Présidentielle en Côte d'Ivoire : pour Guillaume Soro, dont la candidature a été invalidée, "maintenir l'élection n'a aucun sens"

L'ex-chef rebelle appelle l'opposition ivoirienne à faire front commun "pour stopper dans sa folle aventure" l'actuel président ivoirien Alassane Ouattara, qui brigue un troisième mandat.

L\'ancien Premier ministre ivoirien Guillaume Soro (au centre) lors d\'une conférence de presse le 17 septembre 2020 à Paris. 
L'ancien Premier ministre ivoirien Guillaume Soro (au centre) lors d'une conférence de presse le 17 septembre 2020 à Paris.  (STEPHANE DE SAKUTIN / AFP)

L'ancien Premier ministre ivoirien Guillaume Soro, dont la candidature à la présidentielle a été rejetée par le Conseil constitutionnel, a estimé le 17 septembre lors d'une conférence de presse à Paris que le maintien de la prochaine présidentielle en Côte d'Ivoire "n'a aucun sens".

"Maintenir cette élection (..) du 31 octobre 2020 n'a aucun sens (...).

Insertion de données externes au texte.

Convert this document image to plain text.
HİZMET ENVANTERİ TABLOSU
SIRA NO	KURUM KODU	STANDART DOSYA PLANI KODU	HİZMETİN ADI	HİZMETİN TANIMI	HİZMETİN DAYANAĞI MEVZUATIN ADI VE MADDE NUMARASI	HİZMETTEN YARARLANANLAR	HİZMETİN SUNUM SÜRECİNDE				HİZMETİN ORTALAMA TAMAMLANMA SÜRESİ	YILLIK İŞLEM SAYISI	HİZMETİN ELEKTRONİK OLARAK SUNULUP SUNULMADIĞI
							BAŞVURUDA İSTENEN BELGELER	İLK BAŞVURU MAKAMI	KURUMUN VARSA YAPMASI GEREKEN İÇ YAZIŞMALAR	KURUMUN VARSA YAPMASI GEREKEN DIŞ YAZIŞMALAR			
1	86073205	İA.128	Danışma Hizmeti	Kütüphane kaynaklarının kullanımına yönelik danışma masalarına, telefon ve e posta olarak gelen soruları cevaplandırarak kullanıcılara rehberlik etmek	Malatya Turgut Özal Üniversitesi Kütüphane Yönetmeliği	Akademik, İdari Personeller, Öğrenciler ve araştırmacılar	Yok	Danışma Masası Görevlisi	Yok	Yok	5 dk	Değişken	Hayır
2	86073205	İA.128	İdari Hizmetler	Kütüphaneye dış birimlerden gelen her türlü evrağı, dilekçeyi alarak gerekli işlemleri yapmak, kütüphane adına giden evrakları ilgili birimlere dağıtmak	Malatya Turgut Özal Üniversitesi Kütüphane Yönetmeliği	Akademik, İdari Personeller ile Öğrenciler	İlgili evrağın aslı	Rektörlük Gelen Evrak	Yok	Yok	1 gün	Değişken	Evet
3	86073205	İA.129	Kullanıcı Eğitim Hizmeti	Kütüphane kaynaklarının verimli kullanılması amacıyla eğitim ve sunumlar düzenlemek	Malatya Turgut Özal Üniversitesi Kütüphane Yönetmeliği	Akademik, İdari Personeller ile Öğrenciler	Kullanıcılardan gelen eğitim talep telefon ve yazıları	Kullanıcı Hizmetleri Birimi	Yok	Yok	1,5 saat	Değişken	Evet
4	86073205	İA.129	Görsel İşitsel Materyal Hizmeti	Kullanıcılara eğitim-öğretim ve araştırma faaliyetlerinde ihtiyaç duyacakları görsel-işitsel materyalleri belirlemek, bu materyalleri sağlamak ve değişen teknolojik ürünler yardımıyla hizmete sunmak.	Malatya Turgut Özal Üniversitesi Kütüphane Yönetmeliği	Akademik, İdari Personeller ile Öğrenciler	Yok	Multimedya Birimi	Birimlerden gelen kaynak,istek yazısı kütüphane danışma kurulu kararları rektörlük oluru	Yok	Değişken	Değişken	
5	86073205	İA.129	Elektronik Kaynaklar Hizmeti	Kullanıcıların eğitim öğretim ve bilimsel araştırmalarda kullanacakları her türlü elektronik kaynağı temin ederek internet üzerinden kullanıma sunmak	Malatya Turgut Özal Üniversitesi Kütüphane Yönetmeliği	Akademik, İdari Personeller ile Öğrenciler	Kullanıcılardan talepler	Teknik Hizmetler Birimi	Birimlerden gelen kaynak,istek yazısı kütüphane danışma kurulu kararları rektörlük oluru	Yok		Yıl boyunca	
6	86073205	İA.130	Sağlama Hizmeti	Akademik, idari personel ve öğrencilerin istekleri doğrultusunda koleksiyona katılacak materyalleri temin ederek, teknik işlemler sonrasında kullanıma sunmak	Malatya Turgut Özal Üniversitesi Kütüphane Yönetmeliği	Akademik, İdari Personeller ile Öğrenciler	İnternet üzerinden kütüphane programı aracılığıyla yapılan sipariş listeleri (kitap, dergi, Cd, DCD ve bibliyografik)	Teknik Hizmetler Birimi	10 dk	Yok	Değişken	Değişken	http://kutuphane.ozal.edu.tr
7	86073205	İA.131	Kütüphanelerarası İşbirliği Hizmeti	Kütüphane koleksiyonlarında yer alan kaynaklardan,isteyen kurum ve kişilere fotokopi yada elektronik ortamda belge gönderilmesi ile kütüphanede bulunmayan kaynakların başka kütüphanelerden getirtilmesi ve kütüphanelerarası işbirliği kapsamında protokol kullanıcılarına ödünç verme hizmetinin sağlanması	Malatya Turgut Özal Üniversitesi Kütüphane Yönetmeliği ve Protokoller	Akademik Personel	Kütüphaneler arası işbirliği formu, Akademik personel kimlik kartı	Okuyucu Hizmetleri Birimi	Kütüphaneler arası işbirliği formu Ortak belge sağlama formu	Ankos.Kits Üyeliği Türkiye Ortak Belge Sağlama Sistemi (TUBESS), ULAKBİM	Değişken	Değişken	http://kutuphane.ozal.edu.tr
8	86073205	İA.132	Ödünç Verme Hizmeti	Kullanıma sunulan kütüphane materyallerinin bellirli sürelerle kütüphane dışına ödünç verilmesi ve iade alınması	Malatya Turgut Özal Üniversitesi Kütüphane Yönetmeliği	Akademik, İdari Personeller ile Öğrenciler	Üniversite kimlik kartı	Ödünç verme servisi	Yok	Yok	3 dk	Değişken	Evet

De même, (y) participer serait cautionner le coup d'Etat civil de M. Ouattara (l'actuel président ivoirien, NDLR)", a affirmé Guillaume Soro. "J'en appelle à une unité d'action de l'opposition pour stopper M. Ouattara dans sa folle aventure par tous les moyens légaux et légitimes", a-t-il ajouté.

Guillaume Soro a ainsi invité les opposants ivoiriens, les ex-présidents Laurent Gbagbo et Henri Konan Bédié, entre autres, à "saisir la Cédéao en vue d'obtenir des élections transparentes".

Soro ne renonce pas

"Ma candidature est ferme, irréductible et irrévocable", a par ailleurs indiqué l'ancien président de l'Assemblée nationale ivoirienne, en assurant que "la Côte d'Ivoire est au bord du gouffre" depuis la décision du président sortant Alassane Ouattara de se présenter à un troisième mandat.

La candidature de Guillaume Soro a été jugée irrecevable en raison d'une condamnation par la justice ivoirienne à 20 ans de prison pour "recel de détournement de deniers publics".

Mardi 15 septembre 2020, la Cour africaine des droits de l'Homme et des Peuples, juridiction avec laquelle Abidjan a pris ses distances, a demandé à la Côte d'Ivoire de permettre à l'ex-chef rebelle de se présenter à la présidentielle.

La crainte de violences meurtrières à l'approche du scrutin du 31 octobre est forte en Côte d'Ivoire, dix ans après la crise née de la présidentielle de 2010, qui avait fait 3 000 morts après le refus du président Laurent Gbagbo de reconnaître sa défaite électorale face à Alassane Ouattara.